My advice is not to figure out what you are good at. Use that as a general guideline, but don't think it's all important. Instead, figure out what you are passionate about. Whatever it is that you are going to do, you are going to have to keep striving to be better at it. There's going to be competition and it's likely that the tools you use or the parameters of your career will change with time, so you are going to have to stay on the ball. The key to that is to be passionate about it, because if you are passionate about it, then you'll be devoted to it, and anyone who is devoted to what they do will become great at it.
Also, there's a good portion of people who don't have a job related to their degree. The exception being is if you are in a technical field like medicine, engineering, or computer science or the like. Then regardless you may decide that whatever you are doing isn't for you. After all, people change. One of my good friends got a master's degree in anthropology, two years later she decided she really wanted to be a nurse and just finished her nursing degree last semester. Another friend of mine got a pre-law degree some years ago and then decided she wanted to be a paramedic. She just finished paramedic school a few weeks ago.
Take a look at different degree programs at different colleges to see what classes you will be taking. If it sounds like something you'd like then it's probably for you. If not... well, lets just say that the less you like the classes then the more you are going to struggle with it, which will have adverse effects on your GPA and willingness to continue. For myself, civil engineering has classes in fluid dynamics and soil mechanics. I took one look and thought that was awesome!
Check out the Bureau of Labor Statistics (which Gallup mentioned and I'm reiterating because it's super useful and I wish someone would have told me about it when I was a senior). Start clicking around. It will give you median pay, projected growth, degree levels, what you would be doing in that field and more. For instance, here's what I'm working towards, and maybe one day, this. Figuring out what you want to do isn't something that happens overnight, unless you've known since you were 4 that you wanted to be an astronaut. Take some time and do some research, but don't take too long. I'm finally back in school 10 years later, and I regret that I couldn't figure it out ahead of time. While I got a lot of experience in a good many things during that time, I feel that a good portion of that time was just wasted going in the wrong direction.
Like Belle said, getting a job in a high skill trade is in many ways rewarding and often overlooked in the rush to college. It could be the way to go for you and it's generally more economical.
But I'll warn you right now, knowing what you want to do is just the first step, the hard part is figuring out how to get there. And staying focused. That's hard for me.

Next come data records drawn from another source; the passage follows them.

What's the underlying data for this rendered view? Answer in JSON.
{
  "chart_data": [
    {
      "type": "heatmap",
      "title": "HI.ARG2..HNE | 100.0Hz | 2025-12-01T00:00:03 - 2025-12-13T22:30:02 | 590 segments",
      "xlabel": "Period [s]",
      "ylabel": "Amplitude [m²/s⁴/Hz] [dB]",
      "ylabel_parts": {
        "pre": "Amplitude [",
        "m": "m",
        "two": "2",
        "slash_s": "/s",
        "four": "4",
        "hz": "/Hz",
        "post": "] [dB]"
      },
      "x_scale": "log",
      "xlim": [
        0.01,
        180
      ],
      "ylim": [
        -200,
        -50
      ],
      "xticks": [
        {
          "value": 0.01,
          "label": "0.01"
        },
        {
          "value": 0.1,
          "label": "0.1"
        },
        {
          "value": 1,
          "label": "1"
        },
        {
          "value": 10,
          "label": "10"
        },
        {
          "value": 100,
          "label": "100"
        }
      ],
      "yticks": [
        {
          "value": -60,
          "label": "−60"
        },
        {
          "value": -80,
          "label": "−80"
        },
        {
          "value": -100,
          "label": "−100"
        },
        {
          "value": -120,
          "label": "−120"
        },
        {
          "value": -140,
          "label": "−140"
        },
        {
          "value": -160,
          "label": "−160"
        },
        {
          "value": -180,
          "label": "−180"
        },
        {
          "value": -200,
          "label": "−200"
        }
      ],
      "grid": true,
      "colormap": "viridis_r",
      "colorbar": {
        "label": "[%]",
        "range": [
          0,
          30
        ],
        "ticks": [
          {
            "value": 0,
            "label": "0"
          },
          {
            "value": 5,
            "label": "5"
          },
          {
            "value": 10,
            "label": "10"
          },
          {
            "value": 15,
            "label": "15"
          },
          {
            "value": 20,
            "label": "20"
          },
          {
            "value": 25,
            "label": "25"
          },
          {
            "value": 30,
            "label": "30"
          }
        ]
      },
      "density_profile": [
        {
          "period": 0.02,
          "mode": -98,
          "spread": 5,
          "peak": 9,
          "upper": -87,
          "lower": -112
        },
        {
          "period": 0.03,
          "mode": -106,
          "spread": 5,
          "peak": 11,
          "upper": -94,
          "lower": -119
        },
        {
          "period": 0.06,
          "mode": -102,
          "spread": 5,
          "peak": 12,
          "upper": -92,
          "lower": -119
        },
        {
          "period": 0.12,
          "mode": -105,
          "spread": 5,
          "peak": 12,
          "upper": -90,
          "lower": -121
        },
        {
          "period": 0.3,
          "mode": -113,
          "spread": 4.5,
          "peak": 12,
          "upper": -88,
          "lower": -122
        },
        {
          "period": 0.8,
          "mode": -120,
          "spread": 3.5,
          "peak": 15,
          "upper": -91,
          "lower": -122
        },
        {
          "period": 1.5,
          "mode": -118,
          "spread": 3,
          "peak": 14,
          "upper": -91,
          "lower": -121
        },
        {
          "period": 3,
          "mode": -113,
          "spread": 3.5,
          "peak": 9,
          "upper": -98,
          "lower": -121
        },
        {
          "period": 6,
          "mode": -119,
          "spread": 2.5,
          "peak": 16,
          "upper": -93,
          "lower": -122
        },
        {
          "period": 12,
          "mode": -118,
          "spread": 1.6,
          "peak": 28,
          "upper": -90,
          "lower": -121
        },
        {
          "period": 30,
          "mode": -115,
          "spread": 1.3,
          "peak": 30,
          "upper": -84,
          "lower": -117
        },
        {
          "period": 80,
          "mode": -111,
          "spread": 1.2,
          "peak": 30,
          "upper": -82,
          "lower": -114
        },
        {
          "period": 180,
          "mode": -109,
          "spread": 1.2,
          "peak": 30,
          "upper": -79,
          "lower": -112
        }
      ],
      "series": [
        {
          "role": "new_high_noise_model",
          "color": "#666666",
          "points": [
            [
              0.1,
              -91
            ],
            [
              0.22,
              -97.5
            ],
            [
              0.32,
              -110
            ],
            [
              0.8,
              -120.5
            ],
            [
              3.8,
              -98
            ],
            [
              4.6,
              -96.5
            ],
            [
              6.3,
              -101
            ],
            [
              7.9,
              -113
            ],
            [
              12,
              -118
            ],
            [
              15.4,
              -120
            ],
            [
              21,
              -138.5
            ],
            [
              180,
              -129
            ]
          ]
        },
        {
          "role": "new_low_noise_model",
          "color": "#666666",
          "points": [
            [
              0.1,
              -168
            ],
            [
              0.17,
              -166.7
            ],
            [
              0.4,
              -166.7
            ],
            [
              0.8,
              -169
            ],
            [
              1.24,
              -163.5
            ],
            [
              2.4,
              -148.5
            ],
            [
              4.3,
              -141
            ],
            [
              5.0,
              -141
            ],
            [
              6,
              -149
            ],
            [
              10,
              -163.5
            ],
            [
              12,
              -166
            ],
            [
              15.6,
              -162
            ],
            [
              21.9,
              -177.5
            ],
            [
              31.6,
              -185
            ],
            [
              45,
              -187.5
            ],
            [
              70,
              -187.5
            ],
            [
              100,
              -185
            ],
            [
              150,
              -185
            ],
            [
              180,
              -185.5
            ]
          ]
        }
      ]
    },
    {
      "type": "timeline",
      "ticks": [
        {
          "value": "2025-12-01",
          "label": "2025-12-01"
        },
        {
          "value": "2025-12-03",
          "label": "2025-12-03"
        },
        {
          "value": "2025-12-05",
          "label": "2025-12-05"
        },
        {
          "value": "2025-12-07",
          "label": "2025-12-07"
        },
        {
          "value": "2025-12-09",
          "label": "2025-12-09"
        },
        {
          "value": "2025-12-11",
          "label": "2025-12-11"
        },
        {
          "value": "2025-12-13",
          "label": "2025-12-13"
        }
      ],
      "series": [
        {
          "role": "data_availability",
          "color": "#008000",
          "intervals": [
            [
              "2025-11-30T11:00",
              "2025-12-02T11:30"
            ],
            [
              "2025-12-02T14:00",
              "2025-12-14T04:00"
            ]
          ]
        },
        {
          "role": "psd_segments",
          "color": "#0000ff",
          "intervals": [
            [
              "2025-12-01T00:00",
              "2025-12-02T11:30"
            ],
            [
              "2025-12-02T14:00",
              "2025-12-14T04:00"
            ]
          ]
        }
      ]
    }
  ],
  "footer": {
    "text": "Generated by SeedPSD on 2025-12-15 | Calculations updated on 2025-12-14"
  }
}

While pursuing a passion would be nice, remember that you actually have to be employed. And you have to be employed for at least 40 years, perhaps closer to 50, doing something you can do for 40.50 years without getting bored. If you choose to pursue a passion you have to become exceedingly good at it if it isn't an immediate money maker such as STEM or business (presuming you prefer a middle class life style, or higher).
It's a big choice. I love history, I wish I could have taken a degree in it. It wouldn't be a problem for me getting a doctorate in it if I went for it. However, I'd be stuck with very few employment options, teacher or professor. My second choice was pol.sci, same story. I chose a business econ and have a very rewarding job which I love (after a few other and less happy places), which isn't bad at my age.